As Easter people, we use all the faculties God has given us: our rational and analytical powers, our intuitive powers that are comfortable with mystery, and our capacity for faith in a higher power. We are not ashamed to proclaim that Christ is risen, and to say that we have experienced the power of God that raised Jesus from death to life.

There are people in this sanctuary this morning who can tell you that God has raised them to a new kind of life. What they have experienced is something like a resurrection. Whereas once they were living in the darkness of fear, addiction, stubborn willfulness, arrogance or grief; now they experience a kind of joy they never thought possible. Not an unrealistic, irresponsible frivolity; but a deep satisfaction that wells up inside them and gives them a sense of being centered, at peace, in the midst of life's realities.

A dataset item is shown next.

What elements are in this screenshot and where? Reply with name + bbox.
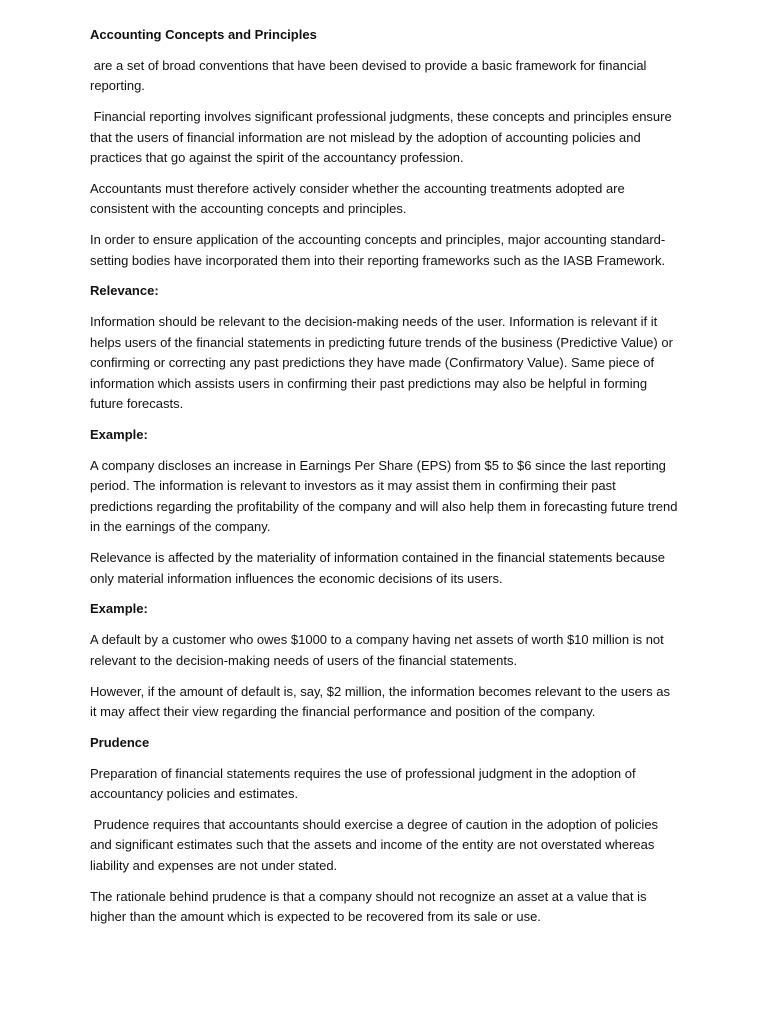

We are Easter people. We live realistically in the here and now. We are clear-eyed about life, its joys and sorrows, its pleasures and its pain, its challenges and opportunities for service. We do not think about leaving this world for the next. We live as fully as we can. We care about the poor and the powerless, about economic injustice, about governmental misconduct, about the equality of rights—including the right to marry. But we believe there is more than the here-and-now, and we believe that it is good.

Earlier in the service our choir gave us an eloquent reminder that "The heavens are telling the glory of God." To their witness, I add mine: The power of God's love is alive and at work in the world. It is the same power that raised Jesus from death to life. I know that God's power can bring hope where there has been despair, healing where there has been pain, and joy where there has been sadness.

The power of Easter goes on and on. Christ is risen. He is risen indeed.